Ministro nega falta combustível em aeroporto de Paris

O ministro dos Transportes da França, Dominique Bussereau, afirmou hoje que há bastante combustível para os aviões no aeroporto Charles de Gaulle, apesar das greves que forçaram as autoridades da aviação a pedir que as aeronaves que pousassem no país tivessem combustível suficiente para voltar para casa. Já os motoristas continuavam hoje a ter problemas para abastecerem seus carros.

AE-AP, COM DOW JONES, Agência Estado

17 de outubro de 2010 | 15h27

Greves e bloqueios nas 12 refinarias francesas e em vários depósitos de combustível durante a última semana são parte de um grande protesto contra o projeto do presidente Nicolas Sarkozy de elevar a idade para aposentadoria para 62 anos. As greve atrapalharam os serviços de trem e ônibus, aeroportos, escolas, hospitais, repartições públicas e outras atividades. Mas a decisão do sindicato de atingir as refinarias de petróleo e depósitos de combustível mostrou ser a tática mais preocupante, com potencial de atingir as indústrias aérea e de turismo e, em última instância, a imagem da França em todo o mundo.

Com uma nova rodada de protestos em todo o país marcada para a próxima terça-feira, um dia antes de o Senado votar a reforma previdenciária, o governo trabalha para assegurar o acesso de seus cidadãos aos combustíveis e afirmou que não vai recuar. As manifestação de terça-feira será a sexta em um mês.

A ministra de Finanças, Christine Lagarde, disse ontem que cerca de 230 dos 13 mil postos de gasolina do país estavam sem combustível, mas que a França tem "reservas suficientes para semanas" e pediu à população que não entre em pânico. Mas alguns motoristas não estão seguindo seu conselho. "Nós ficamos sem combustível ontem. Não sobrou nada", disse Alpha Sysavane, que trabalha num posto da BP. "Tudo o que temos são alguns litros de diesel". Uma motorista de uma vila perto de Fontainbleu disse ter dirigido 50 quilômetros até Paris para comprar combustível. "É melhor comprar, porque na minha vila os postos estão fechados. É chocante", disse Emilia Scoubel, de 30 anos.

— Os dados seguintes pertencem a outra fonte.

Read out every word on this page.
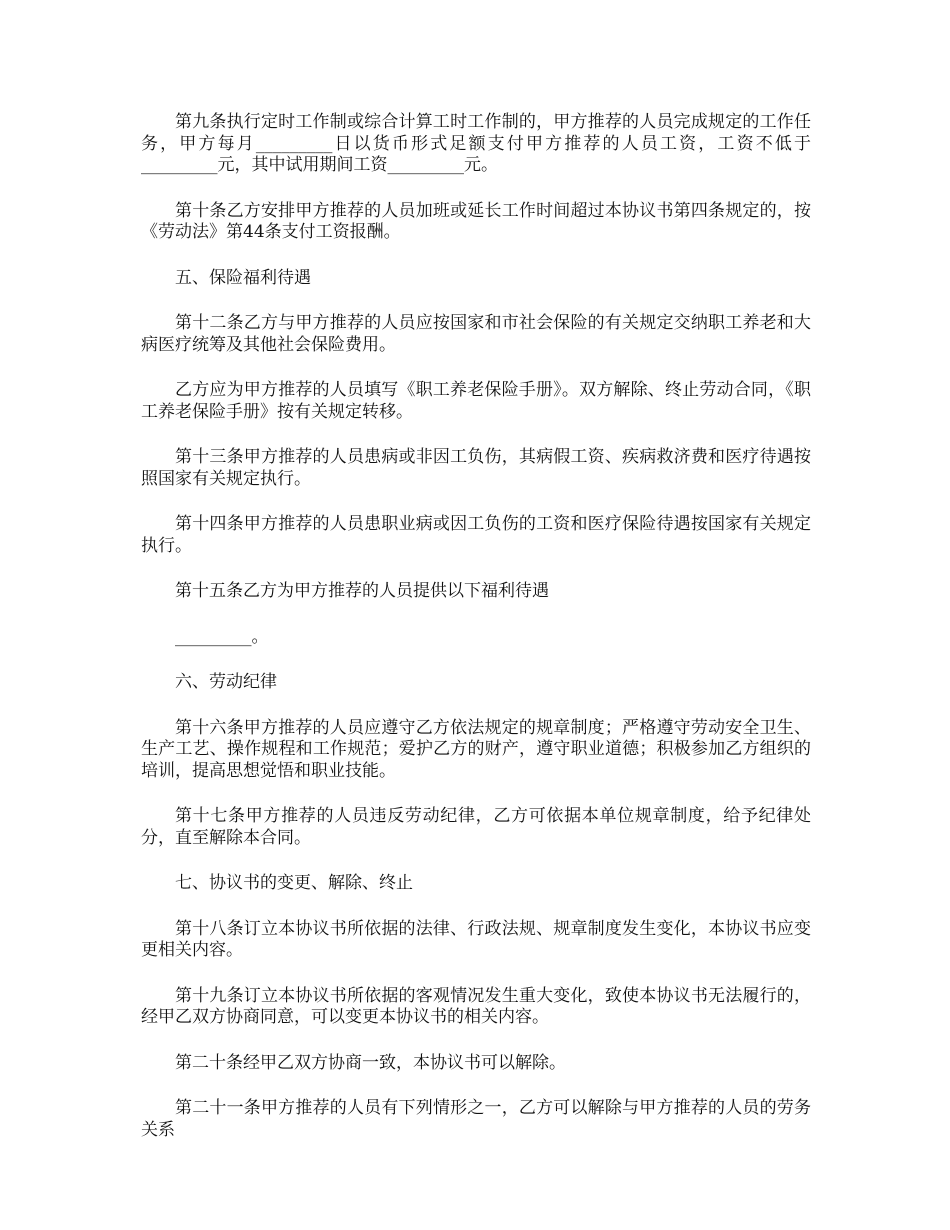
第九条执行定时工作制或综合计算工时工作制的，甲方推荐的人员完成规定的工作任务，甲方每月_________日以货币形式足额支付甲方推荐的人员工资，工资不低于_________元，其中试用期间工资_________元。

第十条乙方安排甲方推荐的人员加班或延长工作时间超过本协议书第四条规定的，按《劳动法》第44条支付工资报酬。

五、保险福利待遇

第十二条乙方与甲方推荐的人员应按国家和市社会保险的有关规定交纳职工养老和大病医疗统筹及其他社会保险费用。

乙方应为甲方推荐的人员填写《职工养老保险手册》。双方解除、终止劳动合同，《职工养老保险手册》按有关规定转移。

第十三条甲方推荐的人员患病或非因工负伤，其病假工资、疾病救济费和医疗待遇按照国家有关规定执行。

第十四条甲方推荐的人员患职业病或因工负伤的工资和医疗保险待遇按国家有关规定执行。

第十五条乙方为甲方推荐的人员提供以下福利待遇

_________。

六、劳动纪律

第十六条甲方推荐的人员应遵守乙方依法规定的规章制度；严格遵守劳动安全卫生、生产工艺、操作规程和工作规范；爱护乙方的财产，遵守职业道德；积极参加乙方组织的培训，提高思想觉悟和职业技能。

第十七条甲方推荐的人员违反劳动纪律，乙方可依据本单位规章制度，给予纪律处分，直至解除本合同。

七、协议书的变更、解除、终止

第十八条订立本协议书所依据的法律、行政法规、规章制度发生变化，本协议书应变更相关内容。

第十九条订立本协议书所依据的客观情况发生重大变化，致使本协议书无法履行的，经甲乙双方协商同意，可以变更本协议书的相关内容。

第二十条经甲乙双方协商一致，本协议书可以解除。

第二十一条甲方推荐的人员有下列情形之一，乙方可以解除与甲方推荐的人员的劳务关系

Em Marselha, a greve dos trabalhadores dos terminais de petróleo, em Fos Lavera, chegou ao 21º dia, o que impede que dezenas de navio petroleiros descarreguem suas cargas. Autoridades portuárias informaram, em comunicado, que 61 navios e quatro barcaças estão parados. Dentre eles há duas embarcações com produtos químicos, 14 com petróleo bruto e 13 com derivados de petróleo. Outros 15 petroleiros, cinco embarcações produtoras de petróleo, uma embarcação que carrega gás natural liquefeito e dois navios com produtos químicos estão parados no porto mediterrâneo de Marselha, enquanto quatro barcaças esperam para subir o rio Ródano.